Attending: Sanket Verma (SV), Mark Kittisopikul (MK), Ward Fisher (WF), Davis Bennett (DB), Norman Rzepka (NR), Isaac Virshup (IV)

TL;DR:

In this meeting, the attendees discussed updates on ZEP0002, with a focus on potential changes related to handling checksums and compatibility with Kerchunk. ZEP0006 (Zarr Object Model) discussions included the suggestion of obtaining a JSON schema for ZOM and the idea of a separate ZEP for serializing children metadata. Additionally, there were considerations about namespacing codecs, discussions on ZEP0003 progress, and the potential adoption of HDF filters in Zarr. The meeting also touched on accommodating changes to ZEP0001 and the upcoming ZEP0002 voting deadline on October 31.

Updates:

Meeting Minutes:

  • MK: Changes to ZEP0001 are still coming in - how do we handle them?
    • SV: ZEP1 was provisionally accepted but not at the final stage
    • NR: These changes are minor and would need voting from ZIC
    • MK: Mention potential grace period in ZEP0000 would be helpful
    • NR: Needs to be written out!
  • MK: Zarr shards as HDF5 file
    • ZEP0002 should proceed as it is atm
    • Having a null codec to ignore the checksum would be helpful - can work on this
    • Recent numcodecs release helps a lot - getting Jenkins lookup checksum
    • Relation with ZEP0002 and Kerchunk?
    • NR: Don’t know if there is
    • IV: Zarrita can read the HDF5 file using Kerchunk
  • IV: Multiple arrays in a single Zarr shard
    • NR: I don’t think it’ll be possible
  • DB: Why the chunks in the directory called C?
    • NR: Helps when when scanning down the groups and arrays
  • DB: Any questions for ZEP0006?
    • NR: Getting a JSON schema out of the ZEP0006 would be helpful
    • DB: This would also help us to get a container level validation
    • IV: How differs from consolidated metadata?
    • DB: Consolidated metadata
    • NR: Serializing children metadata would be helpful - could be a different ZEP
    • DB: Flattening array
    • DB: Pydantic-Zarr would have the reference implementation for ZOM
  • ZEP0002 discussions at Unidata
    • Mostly going for ‘Yes’ - but looking for resources who can handle and complete it
  • MK: NetCDF has adopted HDF filters?
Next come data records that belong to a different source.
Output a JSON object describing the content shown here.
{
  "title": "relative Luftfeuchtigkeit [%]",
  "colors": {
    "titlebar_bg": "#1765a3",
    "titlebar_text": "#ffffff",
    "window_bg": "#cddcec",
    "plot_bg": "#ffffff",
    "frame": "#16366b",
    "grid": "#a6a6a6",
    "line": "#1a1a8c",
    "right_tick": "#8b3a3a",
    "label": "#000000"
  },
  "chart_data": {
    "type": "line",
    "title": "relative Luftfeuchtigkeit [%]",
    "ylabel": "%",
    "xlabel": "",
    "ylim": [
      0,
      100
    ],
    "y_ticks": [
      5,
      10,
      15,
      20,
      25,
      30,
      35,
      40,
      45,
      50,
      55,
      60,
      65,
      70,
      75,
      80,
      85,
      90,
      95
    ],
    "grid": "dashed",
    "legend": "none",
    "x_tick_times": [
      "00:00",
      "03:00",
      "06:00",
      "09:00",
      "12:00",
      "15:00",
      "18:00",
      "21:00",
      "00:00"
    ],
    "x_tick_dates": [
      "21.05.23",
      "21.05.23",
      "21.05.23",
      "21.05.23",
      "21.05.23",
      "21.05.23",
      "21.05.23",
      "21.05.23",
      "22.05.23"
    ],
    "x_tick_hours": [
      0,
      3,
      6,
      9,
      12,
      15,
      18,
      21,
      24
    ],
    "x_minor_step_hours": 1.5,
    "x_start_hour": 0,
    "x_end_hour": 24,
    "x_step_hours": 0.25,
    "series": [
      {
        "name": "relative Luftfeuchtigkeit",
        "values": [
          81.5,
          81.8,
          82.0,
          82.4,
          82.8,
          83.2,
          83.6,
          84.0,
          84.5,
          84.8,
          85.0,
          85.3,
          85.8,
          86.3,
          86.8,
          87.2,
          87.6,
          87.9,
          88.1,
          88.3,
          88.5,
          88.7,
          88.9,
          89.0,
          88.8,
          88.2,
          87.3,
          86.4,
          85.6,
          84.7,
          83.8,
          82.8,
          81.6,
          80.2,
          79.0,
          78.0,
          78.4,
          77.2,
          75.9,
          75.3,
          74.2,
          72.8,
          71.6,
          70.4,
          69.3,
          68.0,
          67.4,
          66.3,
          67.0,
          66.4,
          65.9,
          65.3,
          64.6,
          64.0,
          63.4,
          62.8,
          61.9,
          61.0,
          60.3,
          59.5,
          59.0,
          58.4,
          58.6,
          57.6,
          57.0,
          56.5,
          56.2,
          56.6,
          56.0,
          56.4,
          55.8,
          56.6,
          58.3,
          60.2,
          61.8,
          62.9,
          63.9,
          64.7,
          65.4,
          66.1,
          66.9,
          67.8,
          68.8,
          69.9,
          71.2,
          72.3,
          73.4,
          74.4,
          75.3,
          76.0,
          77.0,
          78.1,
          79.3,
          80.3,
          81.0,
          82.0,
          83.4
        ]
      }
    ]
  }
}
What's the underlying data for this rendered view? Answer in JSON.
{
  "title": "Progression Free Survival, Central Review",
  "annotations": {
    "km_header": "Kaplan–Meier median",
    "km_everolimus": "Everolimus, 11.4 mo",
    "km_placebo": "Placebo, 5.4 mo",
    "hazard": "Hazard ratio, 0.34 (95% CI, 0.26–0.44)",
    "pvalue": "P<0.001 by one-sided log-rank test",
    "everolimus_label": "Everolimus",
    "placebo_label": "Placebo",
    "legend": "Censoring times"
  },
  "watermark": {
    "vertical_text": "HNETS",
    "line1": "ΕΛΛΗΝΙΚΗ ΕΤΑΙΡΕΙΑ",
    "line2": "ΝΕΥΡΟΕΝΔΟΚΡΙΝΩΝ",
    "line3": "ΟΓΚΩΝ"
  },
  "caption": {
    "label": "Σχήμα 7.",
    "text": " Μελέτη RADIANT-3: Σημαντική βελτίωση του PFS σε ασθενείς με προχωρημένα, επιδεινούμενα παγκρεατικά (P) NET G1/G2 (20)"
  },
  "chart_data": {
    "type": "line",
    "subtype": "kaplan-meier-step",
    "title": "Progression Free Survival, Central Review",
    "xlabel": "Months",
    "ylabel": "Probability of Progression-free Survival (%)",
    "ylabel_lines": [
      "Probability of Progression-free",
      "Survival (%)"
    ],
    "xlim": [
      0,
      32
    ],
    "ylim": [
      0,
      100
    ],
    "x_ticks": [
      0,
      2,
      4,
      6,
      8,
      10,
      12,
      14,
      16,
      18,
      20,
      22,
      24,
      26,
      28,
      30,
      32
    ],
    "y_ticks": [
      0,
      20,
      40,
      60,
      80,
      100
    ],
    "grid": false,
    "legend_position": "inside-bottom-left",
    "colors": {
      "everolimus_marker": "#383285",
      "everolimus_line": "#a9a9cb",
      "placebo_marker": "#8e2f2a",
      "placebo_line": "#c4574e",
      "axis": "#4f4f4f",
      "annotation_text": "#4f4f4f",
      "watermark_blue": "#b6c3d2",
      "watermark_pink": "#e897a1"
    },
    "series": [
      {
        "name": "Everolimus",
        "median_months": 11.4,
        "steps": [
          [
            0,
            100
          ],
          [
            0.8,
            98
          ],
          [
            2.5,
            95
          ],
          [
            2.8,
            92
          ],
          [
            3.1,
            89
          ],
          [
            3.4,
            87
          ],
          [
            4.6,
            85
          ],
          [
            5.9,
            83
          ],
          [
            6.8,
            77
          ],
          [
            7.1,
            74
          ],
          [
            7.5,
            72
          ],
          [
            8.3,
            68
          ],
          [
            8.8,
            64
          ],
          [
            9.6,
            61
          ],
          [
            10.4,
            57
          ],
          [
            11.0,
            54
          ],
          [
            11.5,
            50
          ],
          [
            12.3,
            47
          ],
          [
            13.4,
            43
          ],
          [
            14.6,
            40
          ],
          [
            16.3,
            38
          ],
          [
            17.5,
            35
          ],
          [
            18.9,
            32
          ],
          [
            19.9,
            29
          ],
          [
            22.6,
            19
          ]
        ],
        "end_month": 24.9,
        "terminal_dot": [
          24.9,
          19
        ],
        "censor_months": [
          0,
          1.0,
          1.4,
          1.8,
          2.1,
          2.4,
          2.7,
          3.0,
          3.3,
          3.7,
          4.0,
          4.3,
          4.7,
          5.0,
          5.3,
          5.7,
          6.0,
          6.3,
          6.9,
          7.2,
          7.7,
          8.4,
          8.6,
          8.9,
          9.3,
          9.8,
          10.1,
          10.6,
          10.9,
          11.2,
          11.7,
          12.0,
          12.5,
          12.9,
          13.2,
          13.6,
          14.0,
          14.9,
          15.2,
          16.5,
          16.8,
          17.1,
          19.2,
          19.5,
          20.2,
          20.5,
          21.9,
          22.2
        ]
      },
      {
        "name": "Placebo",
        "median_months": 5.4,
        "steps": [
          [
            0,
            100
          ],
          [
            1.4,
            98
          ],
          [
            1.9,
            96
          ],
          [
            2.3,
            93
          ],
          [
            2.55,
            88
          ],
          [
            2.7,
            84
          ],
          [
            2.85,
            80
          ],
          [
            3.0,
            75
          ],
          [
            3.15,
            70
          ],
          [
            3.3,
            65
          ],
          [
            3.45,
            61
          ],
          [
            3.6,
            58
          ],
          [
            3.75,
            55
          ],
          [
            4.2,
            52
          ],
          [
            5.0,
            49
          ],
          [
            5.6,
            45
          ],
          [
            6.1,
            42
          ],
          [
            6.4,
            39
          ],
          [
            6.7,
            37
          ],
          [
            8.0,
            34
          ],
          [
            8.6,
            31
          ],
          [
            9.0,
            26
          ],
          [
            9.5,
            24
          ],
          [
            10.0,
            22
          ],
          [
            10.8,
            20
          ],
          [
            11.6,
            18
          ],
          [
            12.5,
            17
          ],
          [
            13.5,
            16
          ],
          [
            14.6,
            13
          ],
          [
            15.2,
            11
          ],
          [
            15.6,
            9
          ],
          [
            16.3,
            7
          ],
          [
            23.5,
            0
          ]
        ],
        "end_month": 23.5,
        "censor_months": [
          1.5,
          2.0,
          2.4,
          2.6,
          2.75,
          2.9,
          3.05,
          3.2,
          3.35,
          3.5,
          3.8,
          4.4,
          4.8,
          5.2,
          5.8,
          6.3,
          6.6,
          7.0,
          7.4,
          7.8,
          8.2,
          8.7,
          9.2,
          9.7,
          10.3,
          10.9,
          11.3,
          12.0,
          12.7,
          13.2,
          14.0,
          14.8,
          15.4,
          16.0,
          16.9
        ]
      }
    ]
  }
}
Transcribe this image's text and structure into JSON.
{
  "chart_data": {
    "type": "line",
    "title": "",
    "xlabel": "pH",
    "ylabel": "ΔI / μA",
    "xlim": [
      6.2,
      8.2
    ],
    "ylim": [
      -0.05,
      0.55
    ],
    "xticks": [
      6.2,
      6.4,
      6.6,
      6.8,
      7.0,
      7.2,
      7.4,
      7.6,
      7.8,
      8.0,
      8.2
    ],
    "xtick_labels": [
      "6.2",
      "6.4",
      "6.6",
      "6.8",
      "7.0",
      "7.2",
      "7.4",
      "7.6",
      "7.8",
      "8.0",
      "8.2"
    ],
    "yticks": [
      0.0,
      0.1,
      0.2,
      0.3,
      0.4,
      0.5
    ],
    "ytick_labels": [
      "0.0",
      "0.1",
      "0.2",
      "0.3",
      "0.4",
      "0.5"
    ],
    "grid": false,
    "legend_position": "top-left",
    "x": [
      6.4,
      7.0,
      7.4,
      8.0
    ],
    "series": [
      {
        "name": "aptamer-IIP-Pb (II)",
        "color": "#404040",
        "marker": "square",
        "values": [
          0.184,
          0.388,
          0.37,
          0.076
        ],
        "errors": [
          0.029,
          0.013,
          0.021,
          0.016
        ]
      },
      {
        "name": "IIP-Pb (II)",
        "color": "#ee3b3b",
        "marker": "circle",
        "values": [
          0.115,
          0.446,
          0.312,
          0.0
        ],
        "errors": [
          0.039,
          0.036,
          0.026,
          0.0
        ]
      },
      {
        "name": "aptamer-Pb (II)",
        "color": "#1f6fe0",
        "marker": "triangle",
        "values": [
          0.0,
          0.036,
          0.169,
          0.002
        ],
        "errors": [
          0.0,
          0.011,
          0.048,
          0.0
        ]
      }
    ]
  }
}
Making a part of Zarr filters?
  • DB: Getting away from storing F9 transformations in metadata
  • IV: Thoughts on namespacing codecs?
    • NR: Would be helpful
    • WF: The overhead of maintenance and administration is daunting - experience from Unidata - How would I guarantee that information would be there in 10 years?
    • IV: Pointing at URI where the codec is defined - Having this in Zenodo would be helpful
  • IV: ZEP0003 progress
    • SV: Waiting for technical review - would help if Martin/IV could make it the ZEP meetings to raise the discussion
    • IV: Sure